Mediapati.com, Pati – SMP Satu Atap Negeri 1 Kuwawur kembali menunjukkan komitmennya dalam mendukung transformasi digital di bidang pendidikan melalui pengembangan SIPANDA (Sistem Informasi Pendidik dan Tenaga Kependidikan). Inovasi berbasis teknologi informasi ini dikembangkan untuk mempermudah pengelolaan data guru dan tenaga kependidikan secara mandiri, cepat, dan terdokumentasi. Yang menjadi nilai tambah, SIPANDA telah terintegrasi dengan SIMANGUT, sistem pengelolaan data milik Dinas Pendidikan dan Kebudayaan Kabupaten Pati, sehingga mendukung keselarasan data antara sekolah dan dinas.
Sebelum SIPANDA diterapkan, proses pembaruan data kepegawaian masih dilakukan secara manual. Guru harus menyerahkan dokumen cetak kepada operator sekolah, kemudian data dihimpun kembali untuk kebutuhan administrasi maupun pelaporan. Proses tersebut memerlukan waktu yang cukup lama, berpotensi menimbulkan kesalahan pencatatan, serta meningkatkan risiko dokumen tercecer atau sulit ditemukan ketika dibutuhkan. Melihat kondisi tersebut, SMP Satu Atap Negeri 1 Kuwawur mengembangkan SIPANDA sebagai solusi digital yang mampu menyederhanakan proses administrasi kepegawaian.
Melalui SIPANDA, setiap guru dan tenaga kependidikan memiliki akun pribadi untuk mengelola data serta mengunggah dokumen kepegawaiannya secara mandiri, seperti biodata, SK, ijazah, sertifikat, SKP, dan dokumen pendukung lainnya. Seluruh data tersimpan secara digital, sementara dokumen dikelola secara terstruktur pada media penyimpanan yang telah ditetapkan. Dengan mekanisme tersebut, proses pembaruan data menjadi lebih cepat, transparan, dan terdokumentasi dengan baik.
Keunggulan utama SIPANDA terletak pada integrasinya dengan SIMANGUT yang dikelola oleh Dinas Pendidikan dan Kebudayaan Kabupaten Pati. Melalui mekanisme pengelolaan data yang terhubung, informasi yang diperbarui melalui SIPANDA dapat menjadi bagian dari data yang dikelola dalam SIMANGUT, sehingga sekolah dan dinas memiliki acuan data yang sama. Integrasi ini mendukung peningkatan kualitas data kepegawaian, meminimalkan perbedaan informasi, serta mempercepat proses administrasi dan pelaporan tanpa harus melakukan penginputan data secara berulang.

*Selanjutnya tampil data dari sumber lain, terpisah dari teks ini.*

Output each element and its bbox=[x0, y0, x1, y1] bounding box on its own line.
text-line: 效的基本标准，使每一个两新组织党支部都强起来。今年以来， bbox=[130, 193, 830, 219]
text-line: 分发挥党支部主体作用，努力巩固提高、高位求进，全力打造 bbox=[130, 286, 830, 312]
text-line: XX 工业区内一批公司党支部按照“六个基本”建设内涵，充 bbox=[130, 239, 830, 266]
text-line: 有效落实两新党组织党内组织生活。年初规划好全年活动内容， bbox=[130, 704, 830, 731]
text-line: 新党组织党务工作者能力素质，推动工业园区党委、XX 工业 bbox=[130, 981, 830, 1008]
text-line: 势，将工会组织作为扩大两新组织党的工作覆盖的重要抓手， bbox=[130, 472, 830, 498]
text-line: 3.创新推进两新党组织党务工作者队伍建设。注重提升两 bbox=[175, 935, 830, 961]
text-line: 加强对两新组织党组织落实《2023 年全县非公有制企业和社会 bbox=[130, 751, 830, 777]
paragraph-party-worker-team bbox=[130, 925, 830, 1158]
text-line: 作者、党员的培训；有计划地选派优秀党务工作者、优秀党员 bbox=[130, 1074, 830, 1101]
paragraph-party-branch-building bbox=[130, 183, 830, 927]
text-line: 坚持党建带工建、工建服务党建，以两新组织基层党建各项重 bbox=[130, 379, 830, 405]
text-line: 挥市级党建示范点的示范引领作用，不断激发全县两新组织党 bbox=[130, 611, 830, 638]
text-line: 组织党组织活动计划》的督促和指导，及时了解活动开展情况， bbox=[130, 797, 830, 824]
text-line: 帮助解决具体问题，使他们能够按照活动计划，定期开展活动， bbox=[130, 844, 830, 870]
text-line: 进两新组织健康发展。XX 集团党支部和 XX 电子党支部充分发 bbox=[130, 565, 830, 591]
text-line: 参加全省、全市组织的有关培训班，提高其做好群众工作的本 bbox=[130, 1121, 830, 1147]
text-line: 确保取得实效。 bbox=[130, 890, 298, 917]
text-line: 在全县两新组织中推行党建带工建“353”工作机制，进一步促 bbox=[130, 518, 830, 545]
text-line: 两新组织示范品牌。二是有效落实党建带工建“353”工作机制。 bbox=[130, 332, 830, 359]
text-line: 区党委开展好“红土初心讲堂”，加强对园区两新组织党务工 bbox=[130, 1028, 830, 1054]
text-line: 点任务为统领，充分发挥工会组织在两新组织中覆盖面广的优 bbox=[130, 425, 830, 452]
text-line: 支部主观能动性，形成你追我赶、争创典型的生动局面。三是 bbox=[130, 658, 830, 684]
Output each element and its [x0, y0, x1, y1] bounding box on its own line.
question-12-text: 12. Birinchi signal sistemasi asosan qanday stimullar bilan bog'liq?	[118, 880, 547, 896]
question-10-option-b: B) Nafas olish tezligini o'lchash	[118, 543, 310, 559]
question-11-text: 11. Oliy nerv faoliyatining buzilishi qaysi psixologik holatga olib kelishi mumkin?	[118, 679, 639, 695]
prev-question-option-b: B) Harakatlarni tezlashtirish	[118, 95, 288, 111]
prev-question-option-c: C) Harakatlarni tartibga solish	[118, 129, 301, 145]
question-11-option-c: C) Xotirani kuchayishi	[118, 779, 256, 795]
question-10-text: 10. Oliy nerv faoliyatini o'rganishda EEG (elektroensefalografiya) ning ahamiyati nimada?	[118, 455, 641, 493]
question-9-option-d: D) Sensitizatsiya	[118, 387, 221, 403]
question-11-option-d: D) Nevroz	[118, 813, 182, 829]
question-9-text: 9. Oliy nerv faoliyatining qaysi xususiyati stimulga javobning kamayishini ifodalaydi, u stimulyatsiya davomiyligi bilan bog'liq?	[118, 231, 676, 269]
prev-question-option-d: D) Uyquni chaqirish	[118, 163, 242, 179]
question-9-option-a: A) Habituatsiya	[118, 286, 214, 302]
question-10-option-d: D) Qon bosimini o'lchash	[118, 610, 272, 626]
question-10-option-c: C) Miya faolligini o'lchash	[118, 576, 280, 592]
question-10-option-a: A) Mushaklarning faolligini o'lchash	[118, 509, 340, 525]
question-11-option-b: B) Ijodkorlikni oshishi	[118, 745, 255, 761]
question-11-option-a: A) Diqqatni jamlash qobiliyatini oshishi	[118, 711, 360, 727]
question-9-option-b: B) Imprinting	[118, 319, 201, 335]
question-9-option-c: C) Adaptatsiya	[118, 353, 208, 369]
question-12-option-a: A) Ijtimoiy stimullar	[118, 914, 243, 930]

Kehadiran SIPANDA memberikan dampak nyata bagi lingkungan sekolah. Guru dapat memperbarui data kapan saja menggunakan akun masing-masing, operator sekolah lebih fokus pada proses verifikasi dan pengelolaan administrasi, sedangkan dokumen kepegawaian tersimpan secara digital sehingga lebih aman, mudah dicari, dan mengurangi ketergantungan pada arsip fisik. Inovasi ini juga memperkuat budaya kerja berbasis teknologi informasi sekaligus meningkatkan efektivitas pelayanan administrasi kepada seluruh pendidik dan tenaga kependidikan.
Melalui inovasi SIPANDA, SMP Satu Atap Negeri 1 Kuwawur berharap dapat terus mendukung percepatan transformasi digital di sektor pendidikan. Kolaborasi antara sekolah dengan Dinas Pendidikan dan Kebudayaan Kabupaten Pati melalui integrasi dengan SIMANGUT menjadi langkah strategis dalam mewujudkan tata kelola data kepegawaian yang lebih akurat, efisien, transparan, dan berkelanjutan demi peningkatan kualitas layanan pendidikan.